Manhattan Real Estate Market Report: 1Q 2024
“Though the start of 2024 showed mixed results, there are some signs that the market is improving. Sales were nearly flat at the beginning of 2024, with an uptick in contracts signed both in January and February. Currently, prices are trending downward, and buyers looking to maximize value for their dollar might just find what they are looking for.
Despite Manhattan’s ongoing challenges, including low supply and rising homeowner costs, the unwavering demand for properties continues to stand strong. This enduring resilience hints at the possibility of a springtime boost on our horizon.”
– Pamela Liebman, Corcoran President & CEO
While the Manhattan market faced some challenges in the First Quarter of 2024, there were glimmers of hope that the market is eager to recover.
- Economic factors like high mortgage rates, rising homeownership costs, and world events have impacted the real estate market.
- Nevertheless, some signs point to an earnest improvement: closed sales dipping only slightly, a measured increase in signed contracts, an uptick in inventory, and prices adjusting down.
Signed contracts fell 6% year-over-year, but activity and percentage changes varied by month, some of which suggest that pent-up demand is building in the marketplace.
- Signed contracts increased year-over-year (vs. 2023) in January and February, spurred by lower interest rates, rising consumer confidence, a strong stock market, and a rise in new listings.
- March signed contracts, however, saw a pullback. Interest rates began rising again in mid-February, causing buyers to put a pause on purchasing and holding back would-be sellers from listing.
Though inventory in 1Q 2024 had its first minor gain in three consecutive quarters, with approximately 6,300 units listed in Manhattan, it’s evident that buyers are still hesitant to part with their low mortgage rates.
- This rise in inventory is partly due to slower sales, as fresh listings remain in short supply.

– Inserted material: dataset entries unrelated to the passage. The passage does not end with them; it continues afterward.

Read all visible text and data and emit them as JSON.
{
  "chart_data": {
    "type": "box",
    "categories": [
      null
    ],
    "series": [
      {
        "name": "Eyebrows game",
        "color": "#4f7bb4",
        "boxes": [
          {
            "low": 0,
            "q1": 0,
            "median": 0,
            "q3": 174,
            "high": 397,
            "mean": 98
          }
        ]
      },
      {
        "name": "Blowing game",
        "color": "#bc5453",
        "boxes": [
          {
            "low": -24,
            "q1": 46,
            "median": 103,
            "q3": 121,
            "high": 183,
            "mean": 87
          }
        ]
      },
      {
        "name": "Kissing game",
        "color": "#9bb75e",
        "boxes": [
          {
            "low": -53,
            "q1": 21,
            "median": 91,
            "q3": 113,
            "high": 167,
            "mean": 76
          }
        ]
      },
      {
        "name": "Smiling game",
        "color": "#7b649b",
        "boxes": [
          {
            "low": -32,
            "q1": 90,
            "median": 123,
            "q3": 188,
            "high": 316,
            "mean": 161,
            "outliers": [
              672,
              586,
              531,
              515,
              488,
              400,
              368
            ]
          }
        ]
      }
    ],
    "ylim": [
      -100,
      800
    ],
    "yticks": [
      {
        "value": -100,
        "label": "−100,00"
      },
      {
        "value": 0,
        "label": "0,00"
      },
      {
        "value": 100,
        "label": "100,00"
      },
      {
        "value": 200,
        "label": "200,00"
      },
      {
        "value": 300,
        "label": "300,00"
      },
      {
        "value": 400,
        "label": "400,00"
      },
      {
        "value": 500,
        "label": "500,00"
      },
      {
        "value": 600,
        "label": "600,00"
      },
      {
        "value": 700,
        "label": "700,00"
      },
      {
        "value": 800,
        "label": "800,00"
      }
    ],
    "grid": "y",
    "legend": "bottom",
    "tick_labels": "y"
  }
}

- Annual changes in inventory varied by price point, with listings under $1M rising 10% YOY, while homes priced between $3M and $5M saw listings drop 9% YOY due to a drop in new development supply.
- Inventory on the East Side has exhibited more stability than other Manhattan submarkets. Active listings on the Upper East Side have been within 5% of 1,500 units for the two years.
Prices in the Manhattan market fell across the board due to buyer hesitancy, price sensitivity, and increasing mortgage rates and are now comparable to what we saw from 2014 to 2016.
- The high market share of resale co-ops, increase in closings under $2M, and a significant drop in new development sales combined to drive down sale price figures.
- As buyers continued seeking value, price per square foot figures declined, with average price per square foot down 14% annually.
- Average price per square foot for New Developments saw a 13% drop to $2,280, 10% below the five-year average.
- Average price for resale condos rose 3% YOY due to a 31% increase in sales over $5M, though median price followed the trend and dipped 3% annually.